The London Daily Telegraph has said the BBC is known for “boozy white males,” but Miss Husain is an exception.
She is a lively contemporary woman, attractive and close enough to the cutting edge for Vanity Fair magazine to be preparing a piece that required her to go to New York for a photo shoot.
She describes herself as a “liberal Muslim,” sensitive to the complex issues in the Middle East. She says “horrible extremist groups” often seem driven more by politics than by religion.
“Islam is one part of their identity, but not necessarily all of it,” she said of terrorists, a designation she said the BBC uses sparingly along with labels like “rebel.”
Online publisher Peter Kilander of Chicago called her “spellbinding” and objective in an Internet posting.
Mr. Kilander called himself “a sucker for a British accent,” and said in an interview he is drawn in by Miss Husain’s mix of “optimism, humor and seriousness when presenting the horrible state of the world.”
“Mishal kind of has an interesting international background,” Mr. Sambrook said. “She has a real authority and a very real resonance in her voice that come over extremely well. I think Mishal at the moment is one of our most talented presenters.”
Miss Husain said audiences recognize she might bring extra insight to stories related to Muslims.
“I haven’t heard, fortunately, people question the reporting, but at the same time I think that if there are stories that have to do with Islam in some way, I’m not necessarily more interested in them but just kind of more in tune. Sometimes I would maybe point out things I think aren’t right,” she said.
Miss Husain was born in 1973 in Britain to Pakistani parents. Her father is a surgeon. Her mother once produced arts programming for Pakistan state television. Miss Husain speaks fluent Urdu and Russian, but delivers news in English with a British accent sharp as cut glass.
Miss Husain lived in the United Arab Emirates and Saudi Arabia until she was 12, then went to Cobham Hall, a girls boarding school in Kent, outside London, whose Web site brags, “Mishal is currently making a splash in Washington.”
She studied law at Cambridge University, and after graduating in 1995 earned a master’s degree in human rights law from European University Institute in Florence.
After startup jobs at a daily newspaper in Islamabad and Bloomberg TV in London, she was hired as a BBC producer.

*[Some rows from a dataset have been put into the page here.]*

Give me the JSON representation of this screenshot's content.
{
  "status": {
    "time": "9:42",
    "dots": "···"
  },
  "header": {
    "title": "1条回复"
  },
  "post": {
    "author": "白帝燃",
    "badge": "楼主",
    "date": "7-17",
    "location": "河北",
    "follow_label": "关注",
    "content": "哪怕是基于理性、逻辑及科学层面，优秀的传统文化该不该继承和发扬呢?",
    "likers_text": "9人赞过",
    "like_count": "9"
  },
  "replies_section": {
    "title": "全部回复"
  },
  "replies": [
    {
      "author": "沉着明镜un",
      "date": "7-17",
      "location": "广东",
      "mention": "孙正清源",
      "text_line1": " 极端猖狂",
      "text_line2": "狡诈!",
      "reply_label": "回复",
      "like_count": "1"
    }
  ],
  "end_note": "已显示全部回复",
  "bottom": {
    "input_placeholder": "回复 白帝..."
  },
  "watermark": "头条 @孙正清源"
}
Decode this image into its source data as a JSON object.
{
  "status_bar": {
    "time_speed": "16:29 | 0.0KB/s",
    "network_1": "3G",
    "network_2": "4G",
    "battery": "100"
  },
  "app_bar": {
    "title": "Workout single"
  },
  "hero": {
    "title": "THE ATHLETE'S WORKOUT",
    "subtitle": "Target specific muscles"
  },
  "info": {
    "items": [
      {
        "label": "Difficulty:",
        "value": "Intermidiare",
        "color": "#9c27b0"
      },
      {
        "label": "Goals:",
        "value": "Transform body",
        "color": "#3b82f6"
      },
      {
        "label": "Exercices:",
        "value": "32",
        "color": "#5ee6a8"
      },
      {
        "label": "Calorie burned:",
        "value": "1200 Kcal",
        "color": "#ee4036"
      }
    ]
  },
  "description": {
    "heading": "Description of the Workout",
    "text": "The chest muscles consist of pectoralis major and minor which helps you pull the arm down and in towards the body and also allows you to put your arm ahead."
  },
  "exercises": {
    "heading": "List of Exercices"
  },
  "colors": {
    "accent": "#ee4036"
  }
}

She reported from India and Singapore, where she anchored “Asia Business Report.” She returned to London in January 2001 to co-anchor “World Business Report,” which dispatched her to New York to cover the stock market’s reopening after September 11.
Her role model is ABC News anchor Peter Jennings like her, a pioneer anchor from abroad. From 1978 to 1983, he presented “ABC World News” from London, with co-anchors Frank Reynolds in Washington and Max Robinson in Chicago.
“I think Peter Jennings is the best anchor in this country. He obviously is so much more than an anchor,” she said.
Fans started contacting Miss Husain after she shifted her base to the United States, and many now liken her to Daljit Dhaliwal, CNN’s international star recruit from ITN. She is recognized on the streets of New York. People telephone, offer to send flowers or express open adoration despite her recent engagement to London lawyer Meekal Hashmi, 32. Miss Husain and Mr. Hashmi take turns flying across the Atlantic for monthly visits.